Partie III. Analyse textuelle

Chapitre 1. « Princesse abandonnée »

1. Orientations de l’exercice analytique

Ce qui nous préoccupe ici, c’est un mythe d’origine, épopée chamanique, qui s’appelle Princesse abandonnée. Il raconte comment la première chamane était venue au monde. Ce qu’il y a de spécifique pour le mythe, d’ailleurs comme pour d’autres textes du même genre, c’est qu’il s’accompagne toujours d’un rituel, en l’occurrence la cérémonie funèbre. On la désigne en langue locale sous le nom de senamgut qui veut dire littéralement « rite de renaissance ». Il s’agit du rituel de morts typique de la capitale sud-coréenne et de ses environs. On notera en passant qu’il est déclaré le n°104 du patrimoine culturel de la Corée du Sud.A l’occasion d’un rituel de ce genre, le chaman qui s’en charge est censé purifier et emmener l’âme défunte à l’autre monde.

Le mythe dont il s’agit nous apparaît alors comme une unité quantifiable en temporalité et qui contribue à articuler en tant que composante le complexe plus étendu qu’est le rituel funéraire. Outre l’acte du dire (récitation du mythe), le rituel comporte d’autres systèmes de manifestation comme illustrations sacrées, manières de table, danse, musique de percussion, etc. En bref, tout ce qui relève de la mise en scène rituelle. C’est la notion de texte multimodal qui s’impose et le langage chamanique se compose de différentes sémiotiques syncrétiques relativement autonomes mais qui se complètent les unes par les autres dans une forme structurale de niveau d’intégration supérieur.

Avant d’en analyser la composante textuelle dans son mode de « saisie sémantique » dans le sens où J. Geninasca l’entend, on s’efforcera d’abord de mettre à jour des rapports de renvoi qu’elle entretiendrait avec l’espace rituel qui lui donne sa propre valeur, tantôt positionnelle sur l’axe paradigmatique, tantôt contrastive sur la dimension syntagmatique. La méthode d’analyse structurale permettra ainsi de rendre compte comment l’unité textuelle arrive à exclure d’autres unités constitutives du rituel chamanique en les évoquant dans le rapport d’opposition et surtout de négativité qui les unit différentiellement à l’intérieur du langage rituel. Du point de vue de l’interprétation, c’est le mécanisme d’afférence dont nous tiendrons compte aussi pour la description de notre corpus. On se demandera ainsi quels sont les rapports s’établissant entre les éléments dignes de valeurs distinctives et dans quelle mesure ils contribuent à la mise en scène rituelle à travers quoi une réalité originelle se laisse montrer autant du point de vue de production que de celui de reconnaissance.

Tout en adoptant la méthode structurale basée sur la négativité, « fracture » des valeurs minimales, il nous faudra aussi réfléchir sur leur « positivité » liée à des fonctions référentielle et tensive du langage rituel.
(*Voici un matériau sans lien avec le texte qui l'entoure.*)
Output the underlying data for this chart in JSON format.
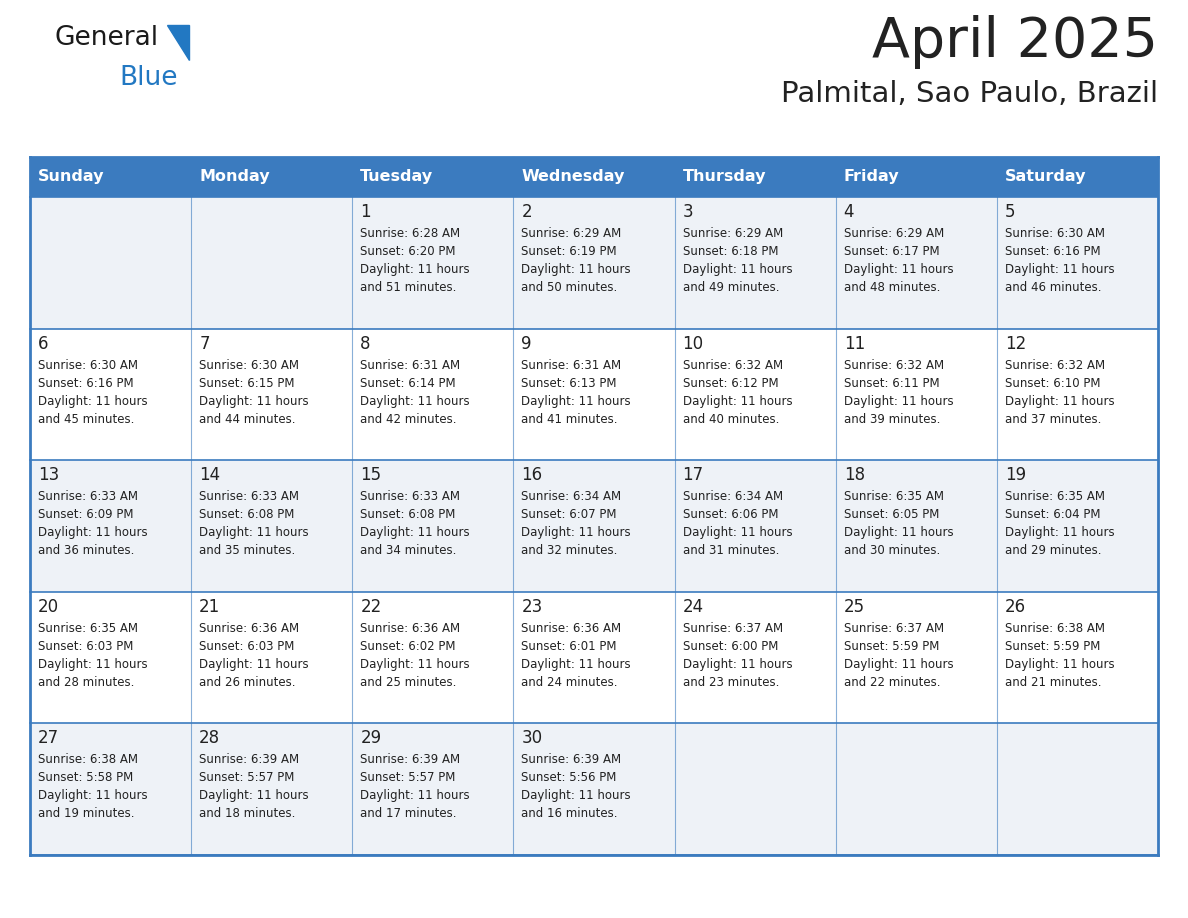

En termes sémio-mathématiques, il sera tentant de les aborder sous l’angle d’espace catastrophique dont le centre organisateur détermine dans certaine mesure le potentiel de l’espace structural d’ordre magico-rituel, c’est-à-dire son parcours de génération du sens ainsi que celui d’interprétation. Cela nous amènera à des problématiques comme rapport de référence entre l’espace externe et l’espace interne, champ de présence, énonciation, intersémioticité, etc.